The classification of an unincorporated business entity depends in part on the number of its members or owners. A business entity with only one owner may be classified for tax purposes as a corporation or its entity status may be disregarded. If the entity is disregarded, the activity is treated as a sole proprietorship. A business entity with two or more owners is classified as either a corporation or a partnership.

RIA observation: If entity status is disregarded, the owner generally reports the income and expenses of the entity on his own return (on Schedule C). Treatment as a corporation means that the entity must file a separate return. And, unless an S corporation election has been made, the entity is taxable on its income.

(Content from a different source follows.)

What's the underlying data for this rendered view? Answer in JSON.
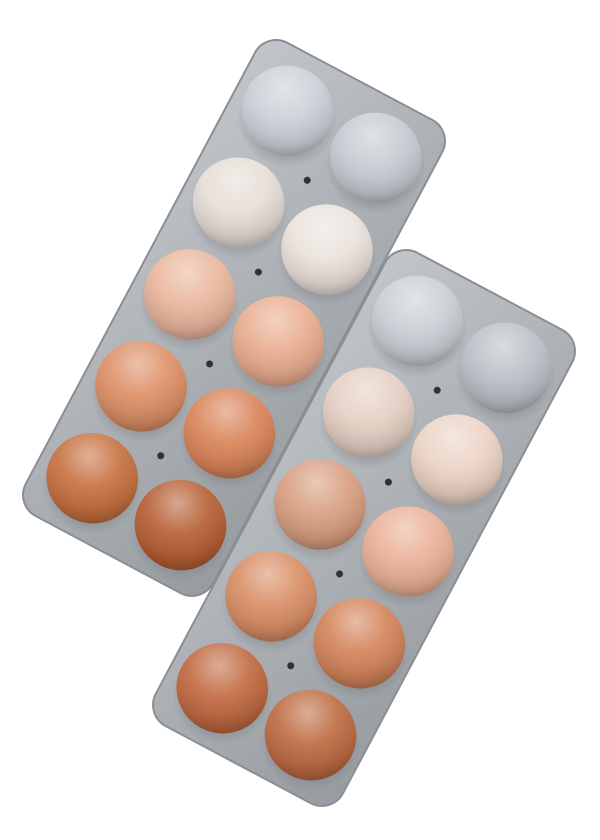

If an entity is classified as a partnership, a return must be filed by the partnership, but the net income or loss passes through to the owners of the entity.

The problem.
According to IRS some taxpayers are unsure of the proper classification for an entity that is owned solely by a husband and wife as community property under the laws of a state, a foreign country, or a U.S. possession.

The solution.
To alleviate taxpayer uncertainty and in the interest of administrative simplicity, IRS will respect a taxpayer's treatment of these entities as either disregarded entities or partnerships.

If a qualified entity and the husband and wife as community property owners, treat the entity as a disregarded entity for tax purposes, IRS will accept the position that the entity is a disregarded entity.

If a qualified entity and the husband and wife as community property owners, treat the entity as a partnership for tax purposes and file the appropriate partnership returns, IRS will accept the position that the entity is a partnership.

For this purpose, a business entity is a qualified entity if:
  • It is wholly owned by a husband and wife as community property under the laws of a state, foreign country, or a U.S. possession;

  • No person other than one or both spouses would be considered an owner for tax purposes; and

  • The business entity is not treated as a corporation under Reg. §

301.7701-2.
A change in reporting position will be treated for tax purposes as a conversion of the entity.